Supreme Court Upholds Texas Sovereignty

Supreme Court sides with Texas, in a dispute where the World Court ruled in 2004 that the convictions of Medellin and 50 other Mexicans on death row around the United States violated the 1963 Vienna Convention, which provides that people arrested abroad should have access to their home country's consular officials. The Bush administration was seeking to get the courts to go along with this ruling.


Chief Justice John Roberts, writing for the majority, said the international court decision cannot be forced upon the states. SCOTUSblog via Michelle Malkin says:


"The Supreme Court, in a sweeping rejection of claims of power in the presidency, ruled 6-3 on Tuesday that the President does not have the authority to order states to relax their criminal procedures to obey a ruling of the World Court. The decision came in the case of Medellin v. Texas (06-984). Neither a World Court decision requiring U.S. states to provide new review of criminal cases involving foreign nationals, nor a memo by President Bush seeking to enforce the World Court ruling, preempts state law restrictions on challenges to convictions, the Court said in a ruling written by Chief Justice John G. Roberts, Jr.

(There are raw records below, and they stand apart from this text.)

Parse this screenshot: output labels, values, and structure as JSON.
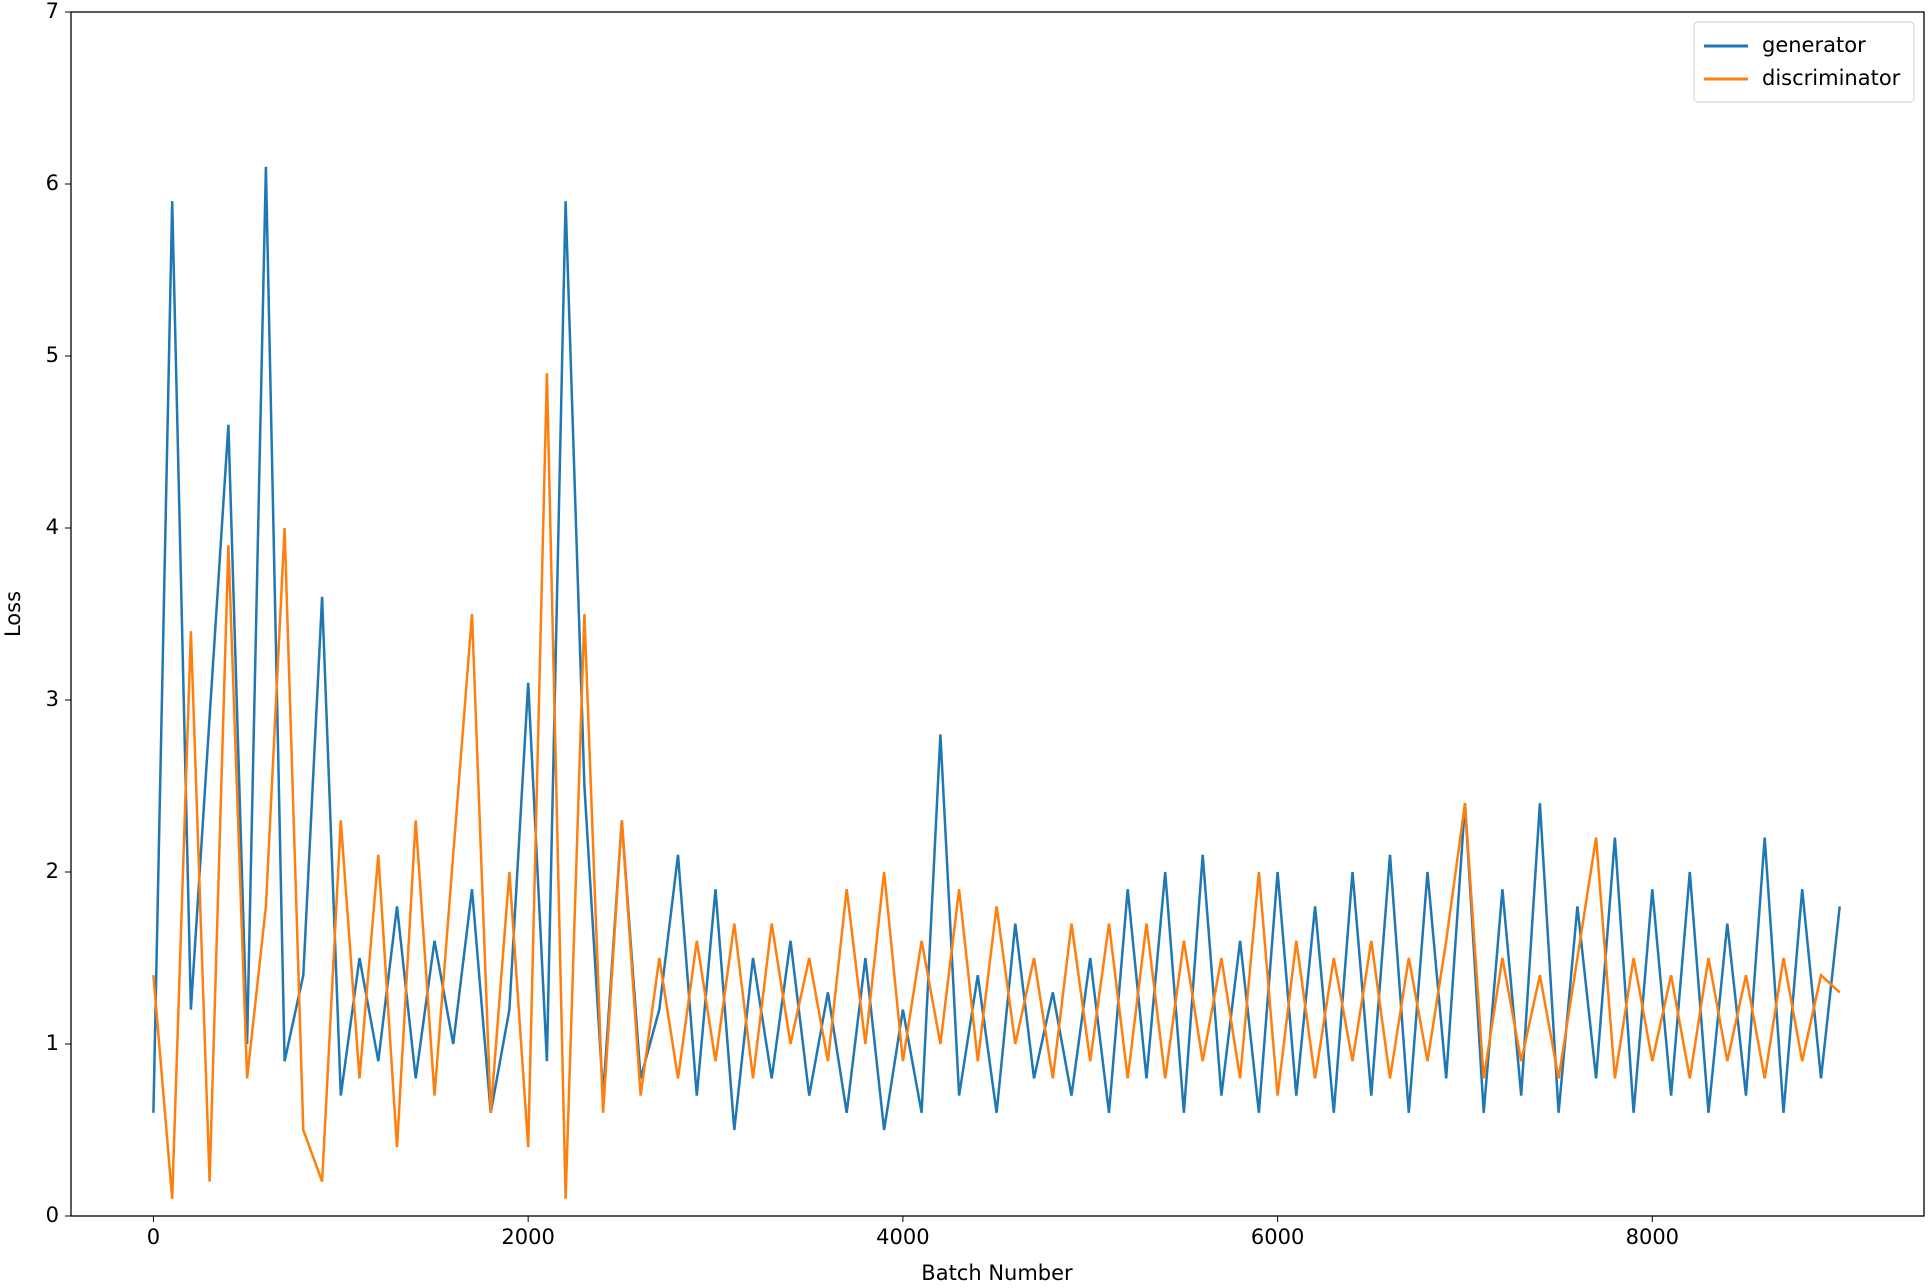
{
  "chart_data": {
    "type": "line",
    "xlabel": "Batch Number",
    "ylabel": "Loss",
    "x": [
      0,
      100,
      200,
      300,
      400,
      500,
      600,
      700,
      800,
      900,
      1000,
      1100,
      1200,
      1300,
      1400,
      1500,
      1600,
      1700,
      1800,
      1900,
      2000,
      2100,
      2200,
      2300,
      2400,
      2500,
      2600,
      2700,
      2800,
      2900,
      3000,
      3100,
      3200,
      3300,
      3400,
      3500,
      3600,
      3700,
      3800,
      3900,
      4000,
      4100,
      4200,
      4300,
      4400,
      4500,
      4600,
      4700,
      4800,
      4900,
      5000,
      5100,
      5200,
      5300,
      5400,
      5500,
      5600,
      5700,
      5800,
      5900,
      6000,
      6100,
      6200,
      6300,
      6400,
      6500,
      6600,
      6700,
      6800,
      6900,
      7000,
      7100,
      7200,
      7300,
      7400,
      7500,
      7600,
      7700,
      7800,
      7900,
      8000,
      8100,
      8200,
      8300,
      8400,
      8500,
      8600,
      8700,
      8800,
      8900,
      9000
    ],
    "series": [
      {
        "name": "generator",
        "color": "#1f77b4",
        "values": [
          0.6,
          5.9,
          1.2,
          2.9,
          4.6,
          1.0,
          6.1,
          0.9,
          1.4,
          3.6,
          0.7,
          1.5,
          0.9,
          1.8,
          0.8,
          1.6,
          1.0,
          1.9,
          0.6,
          1.2,
          3.1,
          0.9,
          5.9,
          2.5,
          0.7,
          2.3,
          0.8,
          1.2,
          2.1,
          0.7,
          1.9,
          0.5,
          1.5,
          0.8,
          1.6,
          0.7,
          1.3,
          0.6,
          1.5,
          0.5,
          1.2,
          0.6,
          2.8,
          0.7,
          1.4,
          0.6,
          1.7,
          0.8,
          1.3,
          0.7,
          1.5,
          0.6,
          1.9,
          0.8,
          2.0,
          0.6,
          2.1,
          0.7,
          1.6,
          0.6,
          2.0,
          0.7,
          1.8,
          0.6,
          2.0,
          0.7,
          2.1,
          0.6,
          2.0,
          0.8,
          2.4,
          0.6,
          1.9,
          0.7,
          2.4,
          0.6,
          1.8,
          0.8,
          2.2,
          0.6,
          1.9,
          0.7,
          2.0,
          0.6,
          1.7,
          0.7,
          2.2,
          0.6,
          1.9,
          0.8,
          1.8
        ]
      },
      {
        "name": "discriminator",
        "color": "#ff7f0e",
        "values": [
          1.4,
          0.1,
          3.4,
          0.2,
          3.9,
          0.8,
          1.8,
          4.0,
          0.5,
          0.2,
          2.3,
          0.8,
          2.1,
          0.4,
          2.3,
          0.7,
          2.1,
          3.5,
          0.6,
          2.0,
          0.4,
          4.9,
          0.1,
          3.5,
          0.6,
          2.3,
          0.7,
          1.5,
          0.8,
          1.6,
          0.9,
          1.7,
          0.8,
          1.7,
          1.0,
          1.5,
          0.9,
          1.9,
          1.0,
          2.0,
          0.9,
          1.6,
          1.0,
          1.9,
          0.9,
          1.8,
          1.0,
          1.5,
          0.8,
          1.7,
          0.9,
          1.7,
          0.8,
          1.7,
          0.8,
          1.6,
          0.9,
          1.5,
          0.8,
          2.0,
          0.7,
          1.6,
          0.8,
          1.5,
          0.9,
          1.6,
          0.8,
          1.5,
          0.9,
          1.6,
          2.4,
          0.8,
          1.5,
          0.9,
          1.4,
          0.8,
          1.5,
          2.2,
          0.8,
          1.5,
          0.9,
          1.4,
          0.8,
          1.5,
          0.9,
          1.4,
          0.8,
          1.5,
          0.9,
          1.4,
          1.3
        ]
      }
    ],
    "xlim": [
      -440,
      9450
    ],
    "xticks": [
      0,
      2000,
      4000,
      6000,
      8000
    ],
    "ylim": [
      0,
      7
    ],
    "yticks": [
      0,
      1,
      2,
      3,
      4,
      5,
      6,
      7
    ],
    "legend": "upper right"
  }
}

The decision, aside from its rebuff of presidential power, also treats the World Court ruling itself as not binding on U.S. states, when it contradicts those states’ criminal procedure rules. The international treaty at issue in this dispute — the Vienna Convention that gives foreign nationals accused of crime a right to meet with diplomats from their home country — is not enforceable as a matter of U.S. law, the Roberts opinion said. "


This is a good day for Texas and American sovereignty and for keeping American law unfettered by the internationalist busybodies.


PS. Those seeking an appeal for Medellin are asking for another chance for a brutal murderer (warning: graphic).